Scaffolding is a temporary platform used to elevate and support workers and materials during the construction, repair, or cleaning of a structure; it consists of one or more planks of Suitable size and length, with different methods of support, depending on the form and usage.
The outside plastering work always starts from the top of the building and is finished at the bottom.
Scaffolding is an integral part of almost all the construction projects, and it has been used since the structures have been built commonly needed to get access to structures at height during the construction process. Scaffolding serves many different purposes.
At other times it is necessary to support significant loads from building materials, such as bricks, blocks, stucco, or cast-in-place concrete, which is known as ‘shoring’ instead of ‘scaffolding’.
Types of Scaffolding of External Plaster
Even though there are various types of scaffolding available, new types of scaffolding materials often come out.

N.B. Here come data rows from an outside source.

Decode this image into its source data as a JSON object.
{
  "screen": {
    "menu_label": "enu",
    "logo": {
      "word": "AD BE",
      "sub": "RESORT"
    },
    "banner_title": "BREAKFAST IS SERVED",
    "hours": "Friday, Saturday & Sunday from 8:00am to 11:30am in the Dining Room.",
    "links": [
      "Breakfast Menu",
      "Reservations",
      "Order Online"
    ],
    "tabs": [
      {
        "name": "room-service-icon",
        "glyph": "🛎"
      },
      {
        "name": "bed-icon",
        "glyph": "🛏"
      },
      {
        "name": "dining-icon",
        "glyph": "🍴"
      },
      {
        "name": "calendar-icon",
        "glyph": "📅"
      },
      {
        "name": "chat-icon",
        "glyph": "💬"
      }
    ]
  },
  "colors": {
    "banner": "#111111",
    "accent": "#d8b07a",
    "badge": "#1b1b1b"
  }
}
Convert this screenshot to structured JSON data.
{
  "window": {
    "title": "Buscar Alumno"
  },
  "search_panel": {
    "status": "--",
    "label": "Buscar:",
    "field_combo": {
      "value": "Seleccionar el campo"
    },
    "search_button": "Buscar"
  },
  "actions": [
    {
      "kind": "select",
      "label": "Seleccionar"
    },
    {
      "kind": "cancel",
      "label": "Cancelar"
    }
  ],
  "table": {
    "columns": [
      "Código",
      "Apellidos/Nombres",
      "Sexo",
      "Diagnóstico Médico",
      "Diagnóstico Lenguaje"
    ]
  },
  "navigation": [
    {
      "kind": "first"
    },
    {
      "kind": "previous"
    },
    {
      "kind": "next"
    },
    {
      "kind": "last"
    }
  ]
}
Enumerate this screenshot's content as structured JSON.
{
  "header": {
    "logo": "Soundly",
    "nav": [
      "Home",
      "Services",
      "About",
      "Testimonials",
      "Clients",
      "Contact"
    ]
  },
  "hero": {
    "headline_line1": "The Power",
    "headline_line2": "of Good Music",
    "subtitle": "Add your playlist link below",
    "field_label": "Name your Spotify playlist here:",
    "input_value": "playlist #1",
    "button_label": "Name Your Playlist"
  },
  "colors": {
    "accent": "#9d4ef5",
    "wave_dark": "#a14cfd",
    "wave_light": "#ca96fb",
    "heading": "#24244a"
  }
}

Following are some of the most popular scaffolding types around the world which include:
- Single scaffolding
- Double scaffolding
- Cantilever scaffolding
- Suspended scaffolding
- Trestle scaffolding
- Steel scaffolding
- Patented scaffolding
There is various materials use for scaffolding. It depends upon the availability and cost of the material. Material which is easily available and of low cost is widely used for scaffolding. In India, wood is easily and readily available and is quite cheap and cost-efficient. So, wooden poles and bamboo are commonly used. In other countries easily available material with low cost is used and may change from country to country.
Precautions to be Taken for Scaffolding of External Plaster
Here are some precautions needed to be taken for scaffolding of external plaster.

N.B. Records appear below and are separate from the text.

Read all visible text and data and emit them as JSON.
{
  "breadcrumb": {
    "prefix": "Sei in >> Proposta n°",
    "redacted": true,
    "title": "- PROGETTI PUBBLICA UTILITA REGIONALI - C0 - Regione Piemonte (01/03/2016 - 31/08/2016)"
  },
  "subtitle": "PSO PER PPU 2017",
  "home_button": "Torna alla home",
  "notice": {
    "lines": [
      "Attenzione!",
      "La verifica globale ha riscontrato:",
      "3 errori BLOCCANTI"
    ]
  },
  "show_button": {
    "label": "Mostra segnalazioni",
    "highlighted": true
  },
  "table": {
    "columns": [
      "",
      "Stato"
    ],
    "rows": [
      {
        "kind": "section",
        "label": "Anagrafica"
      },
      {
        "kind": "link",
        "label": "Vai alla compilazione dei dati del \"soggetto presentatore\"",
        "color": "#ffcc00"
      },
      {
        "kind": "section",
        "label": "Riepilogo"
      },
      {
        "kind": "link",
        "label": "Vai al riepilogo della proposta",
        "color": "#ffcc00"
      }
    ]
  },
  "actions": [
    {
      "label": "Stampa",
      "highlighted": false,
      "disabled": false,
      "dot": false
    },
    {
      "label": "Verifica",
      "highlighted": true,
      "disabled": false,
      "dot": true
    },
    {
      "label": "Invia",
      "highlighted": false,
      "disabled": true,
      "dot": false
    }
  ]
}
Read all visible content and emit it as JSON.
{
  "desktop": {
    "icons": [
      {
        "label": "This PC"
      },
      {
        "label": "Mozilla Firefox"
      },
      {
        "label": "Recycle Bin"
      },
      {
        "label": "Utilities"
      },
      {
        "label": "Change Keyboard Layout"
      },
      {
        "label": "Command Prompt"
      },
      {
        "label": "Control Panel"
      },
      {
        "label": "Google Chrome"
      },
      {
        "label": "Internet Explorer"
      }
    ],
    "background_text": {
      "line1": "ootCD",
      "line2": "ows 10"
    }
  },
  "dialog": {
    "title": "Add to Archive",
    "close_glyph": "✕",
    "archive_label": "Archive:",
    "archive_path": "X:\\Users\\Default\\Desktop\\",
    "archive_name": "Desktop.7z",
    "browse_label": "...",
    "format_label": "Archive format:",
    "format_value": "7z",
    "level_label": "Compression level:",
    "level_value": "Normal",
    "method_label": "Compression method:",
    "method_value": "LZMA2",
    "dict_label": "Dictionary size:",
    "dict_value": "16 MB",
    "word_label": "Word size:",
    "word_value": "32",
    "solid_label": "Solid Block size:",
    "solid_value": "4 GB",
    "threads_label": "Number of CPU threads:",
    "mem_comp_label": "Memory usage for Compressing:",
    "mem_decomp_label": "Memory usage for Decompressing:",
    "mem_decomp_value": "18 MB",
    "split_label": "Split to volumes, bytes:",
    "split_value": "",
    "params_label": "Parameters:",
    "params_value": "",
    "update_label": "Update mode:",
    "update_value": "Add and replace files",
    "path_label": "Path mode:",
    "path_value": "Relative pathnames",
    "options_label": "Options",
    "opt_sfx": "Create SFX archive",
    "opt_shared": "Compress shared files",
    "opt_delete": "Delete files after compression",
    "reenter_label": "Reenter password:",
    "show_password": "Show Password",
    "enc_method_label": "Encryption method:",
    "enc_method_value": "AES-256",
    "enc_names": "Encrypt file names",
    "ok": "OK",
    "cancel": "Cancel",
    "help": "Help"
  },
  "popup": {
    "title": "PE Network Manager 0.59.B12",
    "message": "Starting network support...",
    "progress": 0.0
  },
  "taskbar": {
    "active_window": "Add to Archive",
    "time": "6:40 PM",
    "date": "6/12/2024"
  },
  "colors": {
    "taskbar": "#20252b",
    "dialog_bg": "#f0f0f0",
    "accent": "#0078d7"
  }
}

- Use good quality material.
- Bamboo, kathya (ropes) & wooden planks should not be old and weak, so as to avoid probable accidents.

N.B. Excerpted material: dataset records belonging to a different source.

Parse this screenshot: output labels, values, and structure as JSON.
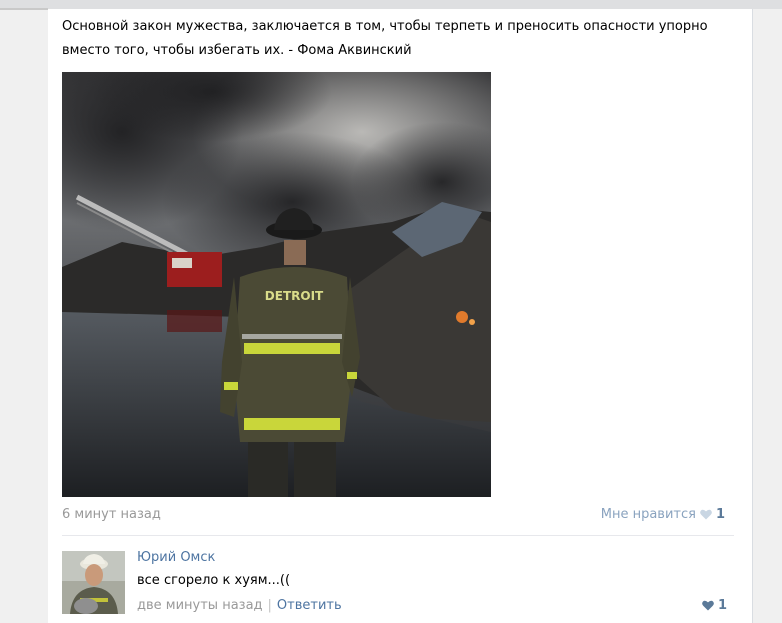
{
  "post": {
    "text": "Основной закон мужества, заключается в том, чтобы терпеть и преносить опасности упорно вместо того, чтобы избегать их. - Фома Аквинский",
    "photo_caption": "DETROIT",
    "time": "6 минут назад",
    "like_label": "Мне нравится",
    "like_count": "1"
  },
  "comment": {
    "author": "Юрий Омск",
    "text": "все сгорело к хуям...((",
    "time": "две минуты назад",
    "separator": "|",
    "reply_label": "Ответить",
    "like_count": "1"
  },
  "colors": {
    "link": "#4d74a1",
    "muted": "#999999",
    "like_heart_inactive": "#c9d6e3",
    "like_heart_active": "#5b7a99"
  },
  "icons": {
    "post_like": "heart-icon",
    "comment_like": "heart-icon"
  }
}
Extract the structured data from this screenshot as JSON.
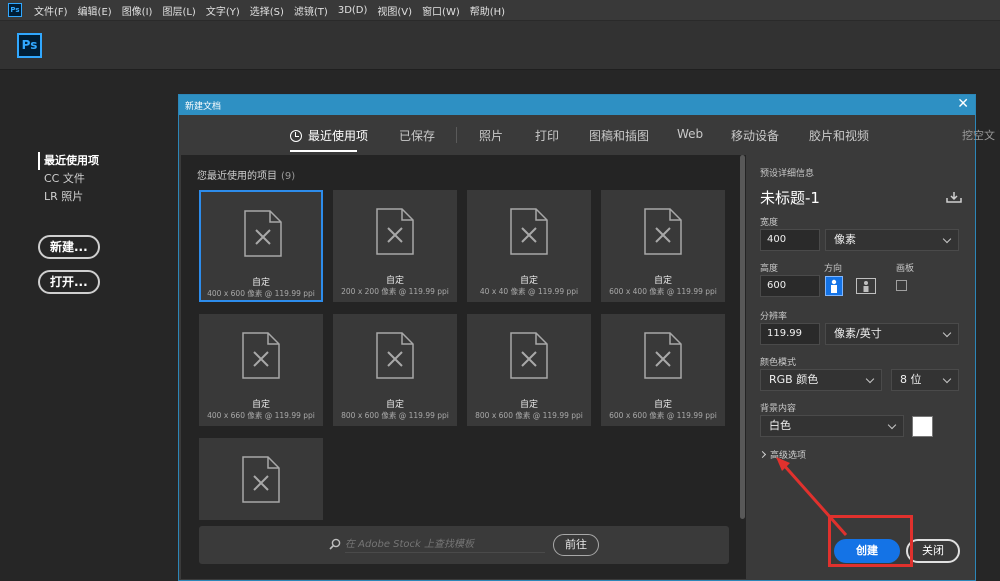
{
  "menubar": {
    "app": "Ps",
    "items": [
      "文件(F)",
      "编辑(E)",
      "图像(I)",
      "图层(L)",
      "文字(Y)",
      "选择(S)",
      "滤镜(T)",
      "3D(D)",
      "视图(V)",
      "窗口(W)",
      "帮助(H)"
    ]
  },
  "app_logo": "Ps",
  "start": {
    "nav": [
      "最近使用项",
      "CC 文件",
      "LR 照片"
    ],
    "new_button": "新建...",
    "open_button": "打开..."
  },
  "dialog": {
    "title": "新建文档",
    "tabs": [
      "最近使用项",
      "已保存",
      "照片",
      "打印",
      "图稿和插图",
      "Web",
      "移动设备",
      "胶片和视频"
    ],
    "tab_overflow": "挖空文",
    "recent_heading": "您最近使用的项目",
    "recent_count": "(9)",
    "presets": [
      {
        "name": "自定",
        "spec": "400 x 600 像素 @ 119.99 ppi",
        "selected": true
      },
      {
        "name": "自定",
        "spec": "200 x 200 像素 @ 119.99 ppi"
      },
      {
        "name": "自定",
        "spec": "40 x 40 像素 @ 119.99 ppi"
      },
      {
        "name": "自定",
        "spec": "600 x 400 像素 @ 119.99 ppi"
      },
      {
        "name": "自定",
        "spec": "400 x 660 像素 @ 119.99 ppi"
      },
      {
        "name": "自定",
        "spec": "800 x 600 像素 @ 119.99 ppi"
      },
      {
        "name": "自定",
        "spec": "800 x 600 像素 @ 119.99 ppi"
      },
      {
        "name": "自定",
        "spec": "600 x 600 像素 @ 119.99 ppi"
      },
      {
        "name": "",
        "spec": ""
      }
    ],
    "search_placeholder": "在 Adobe Stock 上查找模板",
    "search_go": "前往"
  },
  "details": {
    "heading": "预设详细信息",
    "doc_name": "未标题-1",
    "width_label": "宽度",
    "width_value": "400",
    "width_unit": "像素",
    "height_label": "高度",
    "height_value": "600",
    "orientation_label": "方向",
    "artboard_label": "画板",
    "resolution_label": "分辨率",
    "resolution_value": "119.99",
    "resolution_unit": "像素/英寸",
    "color_mode_label": "颜色模式",
    "color_mode": "RGB 颜色",
    "bit_depth": "8 位",
    "background_label": "背景内容",
    "background": "白色",
    "background_color": "#ffffff",
    "advanced": "高级选项",
    "create_button": "创建",
    "close_button": "关闭"
  },
  "colors": {
    "accent": "#1473e6",
    "titlebar": "#2e90c3",
    "highlight": "#e0312d"
  }
}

- Erect the base bamboo on a hard and firm ground, with minimum anchorage of 5cm in the ground.
- Kathya should be wet while tying, for better tightness.
- Check whether the scaffolding is in plumb position (vertical position/perpendicular to the ground) or inclined.
- Ensure that every junction of the scaffolding is well tied.
- A defective scaffold must be removed from service.
- Holes in masonry for bamboo support should be made at skirting level to avoid leakage/ seepage in a wall from the holes.
- Scaffolding erection should be carried out with the help of skilled workman so that the structure possesses the required stability.
- Platform surfaces should be secured and cleaned.
- Ensure that all the planks are laid for making the platform on scaffolding strong enough to take the mason’s live load. In some case two masons are required to work at a time, then put double plank instead of a single one.
- All plank rested on the scaffolding must be tied with wet kathya.
- Locate the holes/openings for taking mortar ghamelas from room to outside at the skirting level.
- Ensure that the scaffolding is used within a week after its erection.
- Scaffolding should be removed step by step, from top to bottom, as the work finishes.
- Keep 90 cm distant between the scaffolding and the wall to be plastered, for sufficient working space for the mason.
- All platforms should be at least 18 inches (45 cm)
- Ensure that all supporting bamboos are passed through the wall and tied internally, with other vertical and horizontal bamboos. Half anchorage in the wall for support should not be allowed.
- Proper wedges in the masonry hole for tightness of bamboo should be provided.
- Kathya should be removed systematically during de-scaffolding, for reuse.
- While removing the scaffolding, ensure that no one is working under that particular area, so as to avoid accidents.
- Inspect the scaffolding before and after use.
- Scaffolding, material and workers must be at least 10 feet away from living power lines.
Also Read: General Guide of Plastering and Types of Plaster
Do Double Scaffolding & Avoid Damp Walls & Patches in Walls
In case of single scaffolding, holes are provided to support bamboo planks for scaffolding process. This hole is then filled up, and this becomes the reason for the leakage in the building as this is the patched up portion. This easily allows the water to enter through the wall and damage the wall plaster and paints for its life.
Double scaffolding is, therefore, an important structure, which will not take support on the wall but will have a different setup.
Therefore double scaffolding is always recommended as compared to single scaffolding while doing external plastering.